The Merkle hash tree approach has no function to manage data integrity auditing, which is called empty proof [28]. Also, it does not provide any integrity guarantee for the data, because integrity assures that outsourced data is intact. The traditional Merkle hash tree uses either a message digest (MD) or a Secure Hash Algorithm (SHA) as the hash function. Most of the time, these functions do not indicate tree depth, which leads to second preimage attacks.

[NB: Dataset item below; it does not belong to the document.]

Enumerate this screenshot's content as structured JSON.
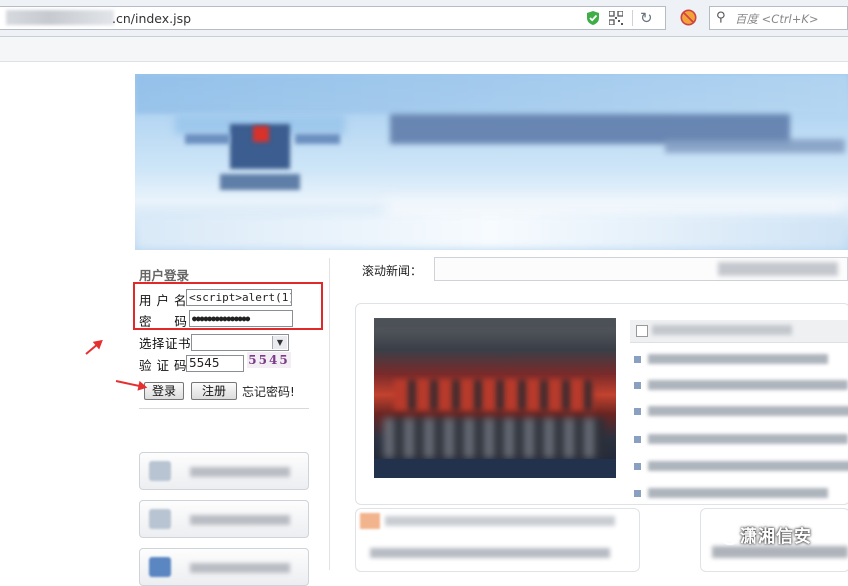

Solution: To overcome the above-mentioned drawbacks, an enhanced Merkle hash tree is implemented with a multi-owner authentication methodology to improve the performance of cloud data storage authentication. Here, a new hash function of the tiger tree hash function is replaced with an MD or SHA hash function in the Merkle hash tree. The tiger tree hash method is a truncated version with a specific hash size, so there is no need to distinguish the defined values. It contains a total of 24 rounds, with digest sizes of 128, 160, and 192. The tiger hash function uses 244 compression functions in the 16th round to avoid equivalent time complexity and uses 248 compression functions in the 19th round to secure the stored data from a collision attack. A detailed description of multi-owner authentication and an enhanced Merkle hash tree is given in Section 4.

4  Proposed Methodology

The proposed methodology is used for data integrity, load balancing, and multi-owner authentication in the cloud environment. A publicly verifiable methodology of enhanced Merkle hash tree with multi-owner authentication is used to protect the integrity of the cloud data and also to support dynamic maintenance.

4.1 Multi-Owner Authentication

In this method, a highly secure multi-owner authentication methodology is implemented to secure the cloud server database. Initially, the data are uploaded to the cloud server by the data owner in an encrypted format using an enhanced Merkle hash tree approach.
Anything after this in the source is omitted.